Note: To obtain a passing grade, the student has to appear for the final exam and obtain a score of at least 25/100 or above.

The final grades will be based on the cumulative score from all these factors (out of 100).

Collaboration Policy

The collaboration policy is rather simple:

  • Inspiration is free: you may discuss homework assignments with anyone. You are especially encouraged to discuss solutions with your instructor and your classmates.

  • Plagiarism is forbidden: the assignments that you turn in should be written entirely on your own. While writing the assignment you are not allowed to consult any source other than the textbook(s) for the class, your own class notes or the lecture notes for the class. Copying/consulting from the solution of another classmate constitutes a violation of the course's collaboration policy and the honor code.

  • Do not search for a solution on-line: You may not actively search for a solution to the problem from the internet.
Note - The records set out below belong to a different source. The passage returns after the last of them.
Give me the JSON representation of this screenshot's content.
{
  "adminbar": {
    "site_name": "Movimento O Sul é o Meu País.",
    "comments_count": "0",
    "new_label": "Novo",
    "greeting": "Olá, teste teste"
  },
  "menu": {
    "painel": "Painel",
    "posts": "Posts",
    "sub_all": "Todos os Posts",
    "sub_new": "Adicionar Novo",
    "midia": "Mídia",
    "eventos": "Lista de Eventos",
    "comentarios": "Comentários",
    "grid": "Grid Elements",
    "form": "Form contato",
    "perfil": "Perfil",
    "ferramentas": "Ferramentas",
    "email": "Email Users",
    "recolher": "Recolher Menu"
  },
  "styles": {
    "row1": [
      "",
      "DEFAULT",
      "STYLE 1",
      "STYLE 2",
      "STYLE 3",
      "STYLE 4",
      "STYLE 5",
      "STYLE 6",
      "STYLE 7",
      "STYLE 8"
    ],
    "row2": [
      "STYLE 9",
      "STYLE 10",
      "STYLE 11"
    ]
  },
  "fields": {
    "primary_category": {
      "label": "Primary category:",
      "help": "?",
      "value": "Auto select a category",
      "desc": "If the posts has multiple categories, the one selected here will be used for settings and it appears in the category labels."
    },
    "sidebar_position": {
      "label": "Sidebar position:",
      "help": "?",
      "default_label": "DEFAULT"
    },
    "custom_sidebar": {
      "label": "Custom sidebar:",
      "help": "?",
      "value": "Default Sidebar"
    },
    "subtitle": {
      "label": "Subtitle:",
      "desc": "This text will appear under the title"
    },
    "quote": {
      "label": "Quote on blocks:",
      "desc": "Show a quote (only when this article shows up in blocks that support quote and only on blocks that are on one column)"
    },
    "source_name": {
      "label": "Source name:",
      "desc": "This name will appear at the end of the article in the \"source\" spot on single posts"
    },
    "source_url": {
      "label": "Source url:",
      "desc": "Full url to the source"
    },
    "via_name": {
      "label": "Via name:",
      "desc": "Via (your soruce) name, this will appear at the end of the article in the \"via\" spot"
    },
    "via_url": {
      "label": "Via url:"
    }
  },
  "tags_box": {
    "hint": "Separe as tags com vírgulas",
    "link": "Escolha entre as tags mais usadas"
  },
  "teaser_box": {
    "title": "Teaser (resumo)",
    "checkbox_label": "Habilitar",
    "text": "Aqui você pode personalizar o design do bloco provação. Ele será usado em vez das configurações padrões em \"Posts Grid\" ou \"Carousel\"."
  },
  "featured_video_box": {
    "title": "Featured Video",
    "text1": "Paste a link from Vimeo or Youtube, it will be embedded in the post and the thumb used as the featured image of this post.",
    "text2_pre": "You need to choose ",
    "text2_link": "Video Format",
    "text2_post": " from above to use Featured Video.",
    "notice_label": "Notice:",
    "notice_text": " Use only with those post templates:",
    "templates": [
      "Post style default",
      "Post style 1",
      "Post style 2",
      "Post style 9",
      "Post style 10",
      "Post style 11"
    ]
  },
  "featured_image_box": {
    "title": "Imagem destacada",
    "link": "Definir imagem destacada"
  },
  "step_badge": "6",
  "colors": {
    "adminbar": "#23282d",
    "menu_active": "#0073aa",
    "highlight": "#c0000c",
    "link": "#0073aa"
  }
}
This includes posting to newsgroup or asking experts at other universities.

  • When in doubt, ask: If you have doubts about this policy or would like to discuss specific cases, please ask the instructor.

Honor Code

We will expect strict adherence to our our honor code. Please read and understand the code thoroughly. If in doubt, ask the instructor. At the end of the day, honor code violators hurt themselves by sacrificing their integrity and risking hard-earned reputation for a few measly grade points.